The connection between mathematics and art goes back thousands of years. Mathematics has been used in the design of Gothic cathedrals, Rose windows, oriental rugs, mosaics and tilings. Geometric forms were fundamental to the cubists and many abstract expressionists, and award-winning sculptors have used topology as the basis for their pieces. Dutch artist M.C. Escher represented infinity, Möbius bands, tessellations, deformations, reflections, Platonic solids, spirals, symmetry, and the hyperbolic plane in his works.
Mathematicians and artists continue to create stunning works in all media and to explore the visualization of mathematics--origami, computer-generated landscapes, tesselations, fractals, anamorphic art, and more.

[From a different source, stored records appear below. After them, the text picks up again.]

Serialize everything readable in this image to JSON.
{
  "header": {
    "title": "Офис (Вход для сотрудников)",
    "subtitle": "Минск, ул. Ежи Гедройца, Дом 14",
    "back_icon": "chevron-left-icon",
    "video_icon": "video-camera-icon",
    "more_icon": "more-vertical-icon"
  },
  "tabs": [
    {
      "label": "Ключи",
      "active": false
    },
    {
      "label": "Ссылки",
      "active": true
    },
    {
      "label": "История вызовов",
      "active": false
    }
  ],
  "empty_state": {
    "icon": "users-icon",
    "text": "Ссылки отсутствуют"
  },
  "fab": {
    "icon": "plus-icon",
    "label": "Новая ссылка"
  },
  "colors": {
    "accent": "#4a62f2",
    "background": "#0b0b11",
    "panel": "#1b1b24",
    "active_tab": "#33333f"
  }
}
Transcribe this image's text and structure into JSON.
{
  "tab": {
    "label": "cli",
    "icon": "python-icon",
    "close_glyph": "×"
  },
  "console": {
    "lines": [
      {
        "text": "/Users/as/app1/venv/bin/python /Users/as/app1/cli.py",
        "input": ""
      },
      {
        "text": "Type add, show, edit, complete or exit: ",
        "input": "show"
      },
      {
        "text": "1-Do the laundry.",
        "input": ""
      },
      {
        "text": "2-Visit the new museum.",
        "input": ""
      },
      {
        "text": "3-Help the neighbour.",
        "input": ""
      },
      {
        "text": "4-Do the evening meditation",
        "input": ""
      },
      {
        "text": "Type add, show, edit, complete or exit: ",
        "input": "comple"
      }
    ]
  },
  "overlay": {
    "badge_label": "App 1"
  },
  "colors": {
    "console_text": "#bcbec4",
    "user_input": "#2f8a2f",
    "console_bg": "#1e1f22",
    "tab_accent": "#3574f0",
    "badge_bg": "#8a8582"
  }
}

"Fingers Holding Secrets," by Joe ZazulakJoe Zazulak retired at the age of 55 from the United States Department of Veterans Affairs in order to dedicate himself from then on to fractal art, to which he is a certified addict. This picture is called "Fingers Holding Secrets," and the name came to his mind while the image appeared slowly on his computer. From then he only worked in providing the delicate and smooth pearlescent texture that characterizes the image. Joe Zazulak never plans his images in advance, nor intuits what they will be after the creative process. He begins his works with a very simple structure, with hardly any color, and adds variations to the shape parameters intuitively until he obtains a pleasing result.